すぐ治るよ -8-

「落ち着け、スピきゃん。ミサキさんが目を回しているだろ」

「あ、ごめん」

 俺は吸い終わったマファの灰皿をミサキさんの鼻に近づけた。

 気付け効果で視点を戻したミサキさんが、あらあらと困った顔をした。

「ザリュウ……? ありがとう」スピカに向き直り「いったい、どうしたんですか。何か訳でも」と聴いた。

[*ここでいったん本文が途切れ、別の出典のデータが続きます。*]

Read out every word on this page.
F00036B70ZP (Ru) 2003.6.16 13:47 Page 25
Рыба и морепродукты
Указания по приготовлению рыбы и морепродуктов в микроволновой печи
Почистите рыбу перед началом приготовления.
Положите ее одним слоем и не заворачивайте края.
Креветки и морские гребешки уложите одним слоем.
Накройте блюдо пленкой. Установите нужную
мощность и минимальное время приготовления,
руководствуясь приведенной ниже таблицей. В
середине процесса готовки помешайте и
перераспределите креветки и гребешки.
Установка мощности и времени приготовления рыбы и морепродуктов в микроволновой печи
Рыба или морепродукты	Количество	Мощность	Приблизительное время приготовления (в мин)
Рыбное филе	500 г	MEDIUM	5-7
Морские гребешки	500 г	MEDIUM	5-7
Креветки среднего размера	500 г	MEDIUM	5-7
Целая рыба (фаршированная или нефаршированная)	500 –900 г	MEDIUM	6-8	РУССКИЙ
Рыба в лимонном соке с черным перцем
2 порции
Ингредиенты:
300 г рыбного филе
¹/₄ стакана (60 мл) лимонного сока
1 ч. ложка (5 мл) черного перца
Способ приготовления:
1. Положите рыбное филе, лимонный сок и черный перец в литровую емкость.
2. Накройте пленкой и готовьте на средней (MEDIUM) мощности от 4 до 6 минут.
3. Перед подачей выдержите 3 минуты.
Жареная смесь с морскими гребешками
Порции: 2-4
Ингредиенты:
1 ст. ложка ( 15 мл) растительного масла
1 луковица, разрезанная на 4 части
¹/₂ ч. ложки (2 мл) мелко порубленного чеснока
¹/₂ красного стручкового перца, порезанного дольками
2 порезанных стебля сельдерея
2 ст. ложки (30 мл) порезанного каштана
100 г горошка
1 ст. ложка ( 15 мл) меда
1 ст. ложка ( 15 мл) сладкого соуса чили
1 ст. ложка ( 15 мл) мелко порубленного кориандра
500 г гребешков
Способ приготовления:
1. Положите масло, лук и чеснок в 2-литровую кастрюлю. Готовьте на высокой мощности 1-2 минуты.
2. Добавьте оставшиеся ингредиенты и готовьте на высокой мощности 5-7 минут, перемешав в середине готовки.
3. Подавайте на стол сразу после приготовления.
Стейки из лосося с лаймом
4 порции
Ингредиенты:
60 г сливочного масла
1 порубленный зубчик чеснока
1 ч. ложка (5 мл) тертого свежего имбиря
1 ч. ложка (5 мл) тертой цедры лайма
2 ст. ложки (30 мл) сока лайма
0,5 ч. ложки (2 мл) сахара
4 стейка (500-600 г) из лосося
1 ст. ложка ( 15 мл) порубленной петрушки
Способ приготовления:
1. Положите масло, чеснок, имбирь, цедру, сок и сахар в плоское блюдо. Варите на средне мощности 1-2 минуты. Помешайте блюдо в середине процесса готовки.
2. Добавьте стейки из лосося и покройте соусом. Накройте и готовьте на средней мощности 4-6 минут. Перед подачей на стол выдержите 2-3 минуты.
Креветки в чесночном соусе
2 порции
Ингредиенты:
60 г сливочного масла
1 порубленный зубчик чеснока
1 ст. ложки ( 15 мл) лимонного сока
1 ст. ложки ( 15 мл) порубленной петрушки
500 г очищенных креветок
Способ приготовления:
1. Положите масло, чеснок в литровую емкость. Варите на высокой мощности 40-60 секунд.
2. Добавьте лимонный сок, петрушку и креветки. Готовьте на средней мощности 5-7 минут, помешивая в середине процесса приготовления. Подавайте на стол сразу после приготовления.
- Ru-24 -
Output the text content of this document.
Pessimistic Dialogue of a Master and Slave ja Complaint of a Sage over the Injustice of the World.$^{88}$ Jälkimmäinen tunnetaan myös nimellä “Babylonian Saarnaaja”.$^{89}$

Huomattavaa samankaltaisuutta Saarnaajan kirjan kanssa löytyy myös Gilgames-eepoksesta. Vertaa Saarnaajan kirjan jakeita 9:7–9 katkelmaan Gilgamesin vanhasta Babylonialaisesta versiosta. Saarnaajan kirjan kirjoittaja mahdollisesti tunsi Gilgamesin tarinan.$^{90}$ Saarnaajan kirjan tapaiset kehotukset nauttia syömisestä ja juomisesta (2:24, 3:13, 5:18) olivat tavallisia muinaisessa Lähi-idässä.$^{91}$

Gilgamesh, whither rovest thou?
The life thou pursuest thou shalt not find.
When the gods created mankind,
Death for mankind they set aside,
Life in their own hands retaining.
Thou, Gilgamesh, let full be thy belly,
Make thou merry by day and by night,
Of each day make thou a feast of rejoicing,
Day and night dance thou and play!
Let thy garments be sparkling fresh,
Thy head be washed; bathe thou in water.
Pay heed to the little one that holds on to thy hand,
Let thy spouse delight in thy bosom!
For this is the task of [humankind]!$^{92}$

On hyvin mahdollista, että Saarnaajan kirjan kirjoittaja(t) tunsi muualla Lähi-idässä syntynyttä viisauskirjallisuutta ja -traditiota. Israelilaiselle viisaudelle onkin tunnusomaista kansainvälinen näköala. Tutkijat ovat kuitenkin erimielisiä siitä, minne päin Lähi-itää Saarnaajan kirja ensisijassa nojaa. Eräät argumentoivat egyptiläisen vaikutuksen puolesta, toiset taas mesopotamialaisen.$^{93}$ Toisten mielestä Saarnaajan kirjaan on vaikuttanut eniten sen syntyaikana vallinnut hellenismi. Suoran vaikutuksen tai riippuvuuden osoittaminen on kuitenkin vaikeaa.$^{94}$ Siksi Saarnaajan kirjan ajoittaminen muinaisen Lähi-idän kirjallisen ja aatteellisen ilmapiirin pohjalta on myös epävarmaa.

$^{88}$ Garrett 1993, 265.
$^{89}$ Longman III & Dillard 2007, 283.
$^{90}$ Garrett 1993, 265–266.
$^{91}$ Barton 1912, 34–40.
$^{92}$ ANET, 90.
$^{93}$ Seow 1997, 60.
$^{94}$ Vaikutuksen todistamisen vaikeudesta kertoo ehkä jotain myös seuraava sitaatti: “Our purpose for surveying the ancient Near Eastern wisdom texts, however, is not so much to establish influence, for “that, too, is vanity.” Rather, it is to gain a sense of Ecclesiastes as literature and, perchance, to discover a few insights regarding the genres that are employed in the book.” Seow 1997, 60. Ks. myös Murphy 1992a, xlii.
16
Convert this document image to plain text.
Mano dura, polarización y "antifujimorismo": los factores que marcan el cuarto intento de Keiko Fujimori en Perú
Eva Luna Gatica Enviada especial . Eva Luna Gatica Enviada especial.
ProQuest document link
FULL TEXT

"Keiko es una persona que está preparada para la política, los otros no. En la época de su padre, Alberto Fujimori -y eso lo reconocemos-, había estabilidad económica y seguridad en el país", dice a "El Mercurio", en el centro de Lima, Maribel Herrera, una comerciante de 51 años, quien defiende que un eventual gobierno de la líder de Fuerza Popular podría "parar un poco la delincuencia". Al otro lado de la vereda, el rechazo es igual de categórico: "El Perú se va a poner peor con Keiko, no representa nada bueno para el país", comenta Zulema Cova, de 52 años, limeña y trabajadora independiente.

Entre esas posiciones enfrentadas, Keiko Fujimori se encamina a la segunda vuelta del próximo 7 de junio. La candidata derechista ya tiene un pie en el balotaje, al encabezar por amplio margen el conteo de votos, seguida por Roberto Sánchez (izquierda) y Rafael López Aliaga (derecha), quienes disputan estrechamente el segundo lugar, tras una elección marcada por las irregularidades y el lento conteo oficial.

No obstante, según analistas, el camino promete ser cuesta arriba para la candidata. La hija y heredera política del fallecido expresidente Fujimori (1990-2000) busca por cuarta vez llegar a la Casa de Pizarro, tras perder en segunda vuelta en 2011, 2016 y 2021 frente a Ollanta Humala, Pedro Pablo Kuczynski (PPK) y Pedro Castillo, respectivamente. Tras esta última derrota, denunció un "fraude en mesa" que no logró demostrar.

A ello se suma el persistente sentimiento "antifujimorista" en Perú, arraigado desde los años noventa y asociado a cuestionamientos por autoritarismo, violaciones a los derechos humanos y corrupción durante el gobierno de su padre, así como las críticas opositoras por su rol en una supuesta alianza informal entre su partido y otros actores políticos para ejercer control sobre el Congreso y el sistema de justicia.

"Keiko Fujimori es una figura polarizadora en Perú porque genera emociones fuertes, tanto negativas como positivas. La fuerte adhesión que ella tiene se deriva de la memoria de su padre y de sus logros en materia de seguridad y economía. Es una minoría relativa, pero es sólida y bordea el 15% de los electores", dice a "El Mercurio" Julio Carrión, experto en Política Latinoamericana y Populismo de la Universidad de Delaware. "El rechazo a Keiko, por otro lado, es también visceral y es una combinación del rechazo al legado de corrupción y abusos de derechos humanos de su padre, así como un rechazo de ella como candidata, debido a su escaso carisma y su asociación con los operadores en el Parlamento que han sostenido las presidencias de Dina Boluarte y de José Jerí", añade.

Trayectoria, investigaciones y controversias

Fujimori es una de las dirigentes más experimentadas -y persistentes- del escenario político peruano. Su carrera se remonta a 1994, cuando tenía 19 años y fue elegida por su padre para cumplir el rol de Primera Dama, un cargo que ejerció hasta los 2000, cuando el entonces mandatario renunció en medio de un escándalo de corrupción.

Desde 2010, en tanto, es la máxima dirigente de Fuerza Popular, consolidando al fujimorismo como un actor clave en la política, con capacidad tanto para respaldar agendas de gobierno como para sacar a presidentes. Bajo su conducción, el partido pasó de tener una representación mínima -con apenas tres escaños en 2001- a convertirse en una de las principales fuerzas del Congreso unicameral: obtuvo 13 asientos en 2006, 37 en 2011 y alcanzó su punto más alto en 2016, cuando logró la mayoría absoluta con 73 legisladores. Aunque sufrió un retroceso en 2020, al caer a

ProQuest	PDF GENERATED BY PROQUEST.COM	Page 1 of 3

「私の脚、中学の頃に交通事故でめちゃくちゃになって。夢だったアイドルを諦めなきゃならなくなったの。でも、もし治せるなら」

「治せますよ、すぐに」

 あっけらかんと言うミサキさんに、スピカが目をぱちぱちさせていた。

 そんなに驚くことか?

「本当なの? 本当に本当に本当にぃぃぃぃぃぃ本当?」

「ええ、ええ」

 ミサキさんも首を傾げていた。

 俺もしつこいぞ、と突っ込もうとしたが当人は真剣だったので無粋なことはやめて黙っていることにした。

「じゃあ、治してよ」

「でもですね。条件があるんです」

「何よっ。さっきと言っていることが違うじゃない」

「オーラはすぐにかけられます。ですが、冒険者ギルド商工会の取り決めがあるんです」

「何? もったいぶらないでよ」

「それはですね、ギルドの専属冒険者になってもらうことなんです」

「専属?」

「はい。それ以外は料金を取らなければならない決まりなんですよ」

「いくらよ」

「金貨十枚」

「ザリュウ、払って」

 いきなり言われてびっくりした俺は慌てて首を振った。

「無理に決まってんだろ、そんな大金」

「なによ、こんな美少女を見捨てる気なの?」

「おまえ、キャラがブレブレだぞ」

「いいから! 払ってよ」

「あのな……。金貨一枚で、お前らが一ヶ月前にどんちゃん騒ぎやった夜を10回は出来るんだぞ。金貨十枚なんて、俺のニ年分の稼ぎだよ」

「ないわけ? この貧乏人」

「ああ……。どうせ貧乏ですよ」

 お前らを武器屋で買ったときに消え、メシ代で消えたって言い返したいが、最近ろくなもん食ってないからそんな気力もわかない。

 ミサキさんが手を少し挙げた。

「ですから、私のギルドの専属になっていただければ、無料で治せますよ」

「そ、それを早く言いなさいよ」

 ……。もう心の中でもツッコまないからな。

「ですが、良いのですか? これからはザリュウさんの武器として行動を共にする、という誓約でもあるのですよ」

「なんでよ。武器って私は人間よ」

 ミサキさんと一緒に俺も首を振った。

「いいえー。あなたは《ファング》ですよ」

「違う! 私は人間……あれ? 頭が」

 さっきまでの威勢が消沈し、椅子にぐったりともたれこんだ。